There are some things going on here, swirling around our little family, and while I'd like to share it (some of it anyway), I am not at liberty to do so right now. I think I will be in the future, but for now I have to neatly side-step it.
In a similar vein, I could use a few prayers if you have any to throw my way. I found out that Fiver will not end up having the teacher that we had been expecting. It is unfortunate, since she had a background in special education and she was already familiar with Fiver's situation.
While I understand the reasons why she won't be teaching him, I am still nervous for him. I guess I was resting on my laurels a bit this summer, knowing that his teacher already knew what to expect from him.
Rob and I have decided to take school one day at a time this year, and when what we are doing is no longer working for Fiver, then we will move on to what does work for him.
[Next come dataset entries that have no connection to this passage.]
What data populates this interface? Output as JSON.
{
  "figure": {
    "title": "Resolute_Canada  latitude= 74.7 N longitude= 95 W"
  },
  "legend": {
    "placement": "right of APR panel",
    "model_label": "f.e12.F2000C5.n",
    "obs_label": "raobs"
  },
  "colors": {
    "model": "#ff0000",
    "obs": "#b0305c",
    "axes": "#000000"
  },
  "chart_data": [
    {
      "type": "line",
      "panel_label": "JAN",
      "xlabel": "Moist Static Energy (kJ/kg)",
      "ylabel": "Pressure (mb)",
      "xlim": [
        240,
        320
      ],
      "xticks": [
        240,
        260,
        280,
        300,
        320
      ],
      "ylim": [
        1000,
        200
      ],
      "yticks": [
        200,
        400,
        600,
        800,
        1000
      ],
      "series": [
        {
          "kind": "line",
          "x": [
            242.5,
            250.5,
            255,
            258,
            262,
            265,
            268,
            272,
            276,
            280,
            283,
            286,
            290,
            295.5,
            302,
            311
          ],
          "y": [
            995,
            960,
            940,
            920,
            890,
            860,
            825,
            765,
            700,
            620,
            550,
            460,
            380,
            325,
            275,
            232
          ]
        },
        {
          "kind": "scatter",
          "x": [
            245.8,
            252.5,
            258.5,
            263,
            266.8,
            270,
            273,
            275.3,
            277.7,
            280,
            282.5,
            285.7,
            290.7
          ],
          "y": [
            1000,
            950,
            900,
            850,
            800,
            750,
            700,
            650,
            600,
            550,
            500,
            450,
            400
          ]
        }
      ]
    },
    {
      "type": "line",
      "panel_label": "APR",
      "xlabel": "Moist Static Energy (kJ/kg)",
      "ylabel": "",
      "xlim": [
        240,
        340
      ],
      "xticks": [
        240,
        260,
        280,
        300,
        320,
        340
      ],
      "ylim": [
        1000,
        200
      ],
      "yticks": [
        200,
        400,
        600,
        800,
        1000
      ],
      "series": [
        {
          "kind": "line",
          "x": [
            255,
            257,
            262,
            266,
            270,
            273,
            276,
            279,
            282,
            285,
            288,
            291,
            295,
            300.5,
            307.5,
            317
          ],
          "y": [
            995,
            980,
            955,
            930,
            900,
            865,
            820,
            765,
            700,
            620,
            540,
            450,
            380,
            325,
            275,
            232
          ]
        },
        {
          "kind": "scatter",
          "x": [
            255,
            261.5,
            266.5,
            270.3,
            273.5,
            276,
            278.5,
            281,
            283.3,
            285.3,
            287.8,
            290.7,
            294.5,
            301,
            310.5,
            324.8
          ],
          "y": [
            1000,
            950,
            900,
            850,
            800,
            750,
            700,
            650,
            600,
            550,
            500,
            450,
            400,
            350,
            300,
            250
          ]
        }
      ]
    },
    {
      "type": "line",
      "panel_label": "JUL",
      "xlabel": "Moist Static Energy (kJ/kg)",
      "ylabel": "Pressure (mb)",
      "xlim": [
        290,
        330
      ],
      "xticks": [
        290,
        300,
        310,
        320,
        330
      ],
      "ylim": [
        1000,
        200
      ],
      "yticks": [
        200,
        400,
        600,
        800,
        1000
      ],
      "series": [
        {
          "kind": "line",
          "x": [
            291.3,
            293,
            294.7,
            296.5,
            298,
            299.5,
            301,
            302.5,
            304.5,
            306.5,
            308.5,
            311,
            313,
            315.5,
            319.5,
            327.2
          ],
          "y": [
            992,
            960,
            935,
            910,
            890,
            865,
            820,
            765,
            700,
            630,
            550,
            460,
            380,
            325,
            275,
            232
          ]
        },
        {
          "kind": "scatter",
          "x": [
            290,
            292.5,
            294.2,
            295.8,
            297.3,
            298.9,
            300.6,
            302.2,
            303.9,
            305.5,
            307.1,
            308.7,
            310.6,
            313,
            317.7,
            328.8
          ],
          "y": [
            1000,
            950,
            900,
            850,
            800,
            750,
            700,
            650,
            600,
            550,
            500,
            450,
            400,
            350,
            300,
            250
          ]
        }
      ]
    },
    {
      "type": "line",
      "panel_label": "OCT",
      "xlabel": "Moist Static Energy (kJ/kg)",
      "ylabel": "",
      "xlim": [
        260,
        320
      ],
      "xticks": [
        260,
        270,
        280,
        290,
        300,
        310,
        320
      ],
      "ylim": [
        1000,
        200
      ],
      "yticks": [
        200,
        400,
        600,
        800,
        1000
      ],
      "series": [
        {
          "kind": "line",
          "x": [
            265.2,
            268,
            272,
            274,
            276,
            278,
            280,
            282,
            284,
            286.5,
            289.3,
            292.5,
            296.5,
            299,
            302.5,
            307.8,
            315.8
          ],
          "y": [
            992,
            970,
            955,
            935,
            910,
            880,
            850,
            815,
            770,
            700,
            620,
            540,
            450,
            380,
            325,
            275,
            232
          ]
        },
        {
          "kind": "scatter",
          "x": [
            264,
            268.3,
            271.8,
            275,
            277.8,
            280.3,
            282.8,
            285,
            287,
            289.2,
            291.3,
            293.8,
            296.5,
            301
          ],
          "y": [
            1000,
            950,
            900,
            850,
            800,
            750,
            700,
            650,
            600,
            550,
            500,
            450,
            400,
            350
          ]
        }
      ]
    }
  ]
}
I can't spend the next two weeks sweating over things that I cannot change.
I also have the feeling that God just might be trying to prepare us for some even bigger changes on this front. Again, I don't feel like I can articulate everything right now, but I am just praying to be able to discern the path that God has set for us.
(As a related aside: do any of you homeschoolers have a combination of children in homeschool/"regular" school? Do the kids taught at home wonder why they are home, while their siblings are in school? Or do you let the kids choose which method they most prefer? I hope this doesn't seem nosy -- I think it's all part of my discernment process.)
Meanwhile, I have been trying to put all of this on the back burner so that we can squeeze in these last few days of summers. We are at two weeks and counting, which is not much time at all.
We spent some great time at our favorite amusement park this weekend; the summer just isn't complete without a trip to Knoebel's.
Our plan was to run the kids into the ground, feed them ice cream, and put them in the car to fall asleep on the way home. Everything went off without a hitch, although I think I was the first one to fall asleep on the way home. Good thing I wasn't driving!
What ONE THING must your summer have before you feel like it is complete? What is your quintessential "summer thing", my friends?
This is what my baby looks like when he is more than an hour past his bedtime. He was too tired to even crack a smile.
A girl and her Pop (Francie and my dad).